Poorly protected folders with permissions that are more generous than they need to be often lure attackers. That’s where Varonis comes in handy: DatAdvantage identifies who can access data, who does access data, shows where users have too much access, and helps safely automate proper changes to access control lists and security groups. Meanwhile the Automation Engine helps put it all out autopilot: automatically repairing inconsistent ACLs and remediating global group access.
Data Retention Policies to Remediate Risk
Whether your data is on premise, in the cloud, or with 3rd parties, companies need to consider how long data is retained by their system. Having data retention policies and procedures —what to keep, what to archive—in place is just IT common sense.
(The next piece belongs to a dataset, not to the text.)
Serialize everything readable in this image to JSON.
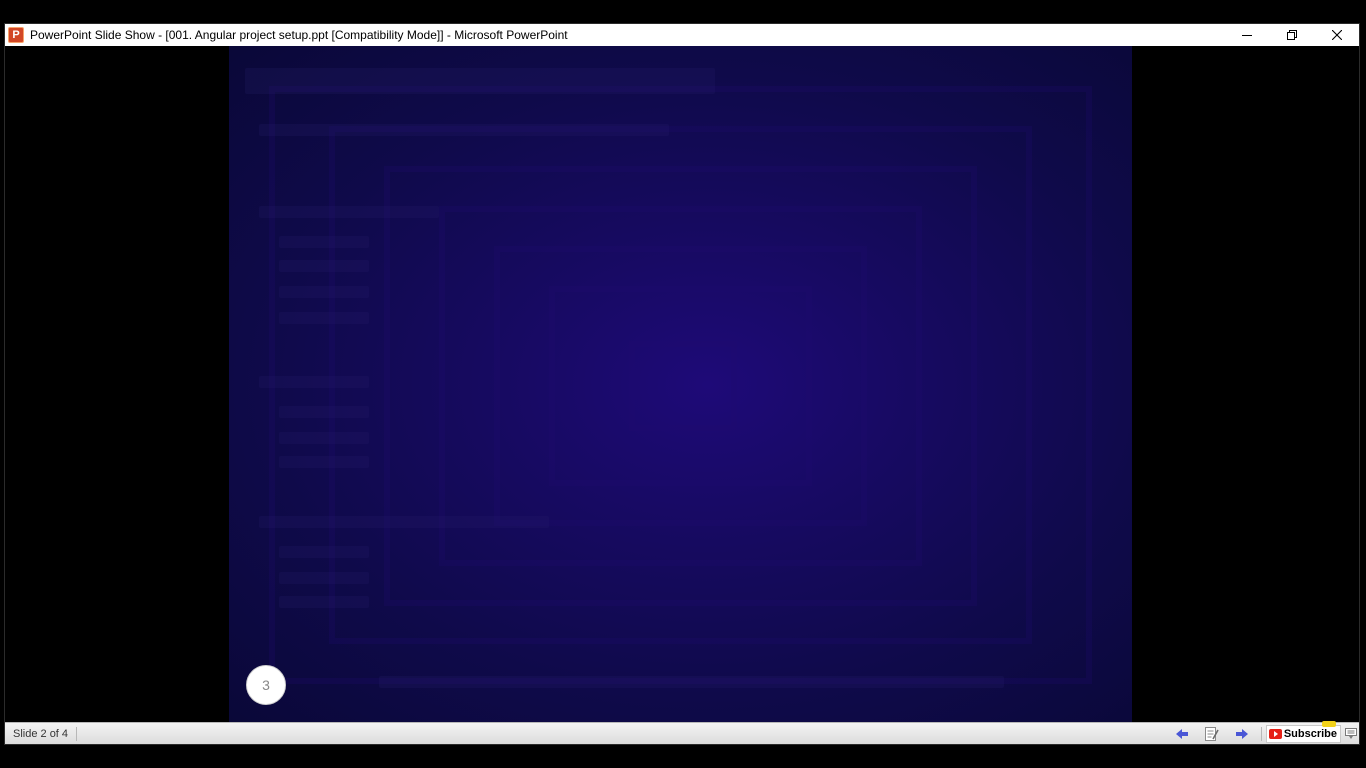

Data retention is covered in GDPR’s Article 5, which explains that data should only be retained for as long as is required to achieve the purpose for which data were collected and processed.
It’s not only the EU that takes this IT procedure seriously. Data retention limits also show up in the US’s HIPAA rules for personal health data and in some financial data security regulations. Data retention limits—measured in years—define the amount of time an electronic document must be kept.
The message is clear: lower your data security risk profile. If you don’t need data, delete it. The less data you have, the less damaging a breach will be. If it’s sensitive, make sure it’s only accessible to those who need it. Old and stale files are expensive and risky, which is why we have retention policies and software solutions such as Varonis Data Transport Engine – which helps archive, quarantine, and delete stale (and regulated) data.
Secure Data Destruction
Once you’ve identified what needs to be retained, the rest of the data is guided by another PbD principle: to reduce security risks by deleting or archiving unnecessary or stale sensitive data embedded in files. This makes incredible sense. Stale data can be consumer identifiers originally collected in short-term marketing campaigns, for example, but now reside in rarely used spreadsheets or management presentations. Your organization may no longer need it, but it’s just the kind of monetizable data that hackers would love to get their hands on.
To echo the significance of data minimization, Ann Cavoukian warns, “What idle data does is in identifiable form is attracts hackers. It attracts rogue employees on the inside who will make inappropriate use of the data, sell the data, do something with the data.”
If stale data is no longer needed and has reached the end of it’s data lifecycle, the level of destruction is determined by the sensitivity of the data. NIST has recommendations for sanitizing storage devices and destroying data that range from clearing the data by overwriting it to destroying the physical medium.
Protecting the Data Where It is Most Vulnerable: From Birth to Death
If data truly is more valuable than oil, it makes sense to protect data like you do with money. From birth till the end of the data lifecycle, it is possible to protect your organization’s data first, not last. Ann Cavoukian, who has worked with both government agencies and organizations and knows a thing or two about positive-sum paradigms says, “When you can present it that way, it gives you a seat at the table, every time.”